Our generation has grown up in a world where terror, death and violence is normal. There have been 385 terror plots in the United States since Sep. 11. There is no question that millennials have grown accustomed to death and despair, but regardless of the increase in crisis in the past year, more and more millennials are becoming desensitized to the idea of death.
Even on our own campus, it seems we are taking out our black dresses and suits far too often. Campus mourned the loss of Colby McDaniel in 2014, Katie Kirby in 2016 and Drew Kirk and Zach Trussell in 2017. Death has struck our own campus more than we can even begin to understand.
We might watch the news and say “that’s horrible” or “I can’t believe it,” but that’s all we say. Violence and death has become so prevalent in our society that people are beginning to accept that it happened and move on. We are no longer mourning each crisis like earlier generations.

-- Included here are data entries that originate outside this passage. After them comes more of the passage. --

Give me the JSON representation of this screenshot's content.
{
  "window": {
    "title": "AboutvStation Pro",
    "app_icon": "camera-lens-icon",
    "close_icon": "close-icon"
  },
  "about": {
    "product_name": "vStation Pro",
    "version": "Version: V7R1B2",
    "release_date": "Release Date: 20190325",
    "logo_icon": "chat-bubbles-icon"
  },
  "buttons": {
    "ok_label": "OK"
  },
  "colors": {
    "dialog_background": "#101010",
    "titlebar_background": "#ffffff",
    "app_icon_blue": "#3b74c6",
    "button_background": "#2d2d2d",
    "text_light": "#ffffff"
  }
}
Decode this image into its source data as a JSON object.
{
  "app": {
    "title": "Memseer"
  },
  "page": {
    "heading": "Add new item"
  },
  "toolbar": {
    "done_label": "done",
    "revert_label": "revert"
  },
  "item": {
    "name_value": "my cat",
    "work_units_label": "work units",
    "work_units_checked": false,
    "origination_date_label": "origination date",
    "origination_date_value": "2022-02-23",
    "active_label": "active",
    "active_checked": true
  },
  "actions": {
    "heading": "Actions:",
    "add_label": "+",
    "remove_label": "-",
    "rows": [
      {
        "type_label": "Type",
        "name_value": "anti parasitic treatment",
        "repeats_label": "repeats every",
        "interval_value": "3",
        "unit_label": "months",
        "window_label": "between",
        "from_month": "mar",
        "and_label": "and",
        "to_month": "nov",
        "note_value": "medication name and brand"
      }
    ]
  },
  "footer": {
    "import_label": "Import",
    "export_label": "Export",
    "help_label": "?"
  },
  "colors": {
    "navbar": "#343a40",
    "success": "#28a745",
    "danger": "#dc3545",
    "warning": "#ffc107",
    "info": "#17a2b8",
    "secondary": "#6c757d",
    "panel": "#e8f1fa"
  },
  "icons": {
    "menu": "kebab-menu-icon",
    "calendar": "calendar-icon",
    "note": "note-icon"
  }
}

With every death and every attack on our nation, we become more apathetic to mourning. How long do we grieve before the next mass shooting happens? This is a question that has gone through the minds of every millennial in America. Ever since we can remember, we’ve known death and despair.
We do not believe that people are losing empathy for those affected by crisis, but we do believe that very few millennials are mourning the loss of somebody that they have never known. The problem that we are running into is that we strive less to understand death and more to become comfortable with it.
We could not function if we mourned every single death in America. Millennials are becoming numb to the idea of loss. We must strive not for numbness but for understanding. Death is not the end, but the beginning of eternal life before God.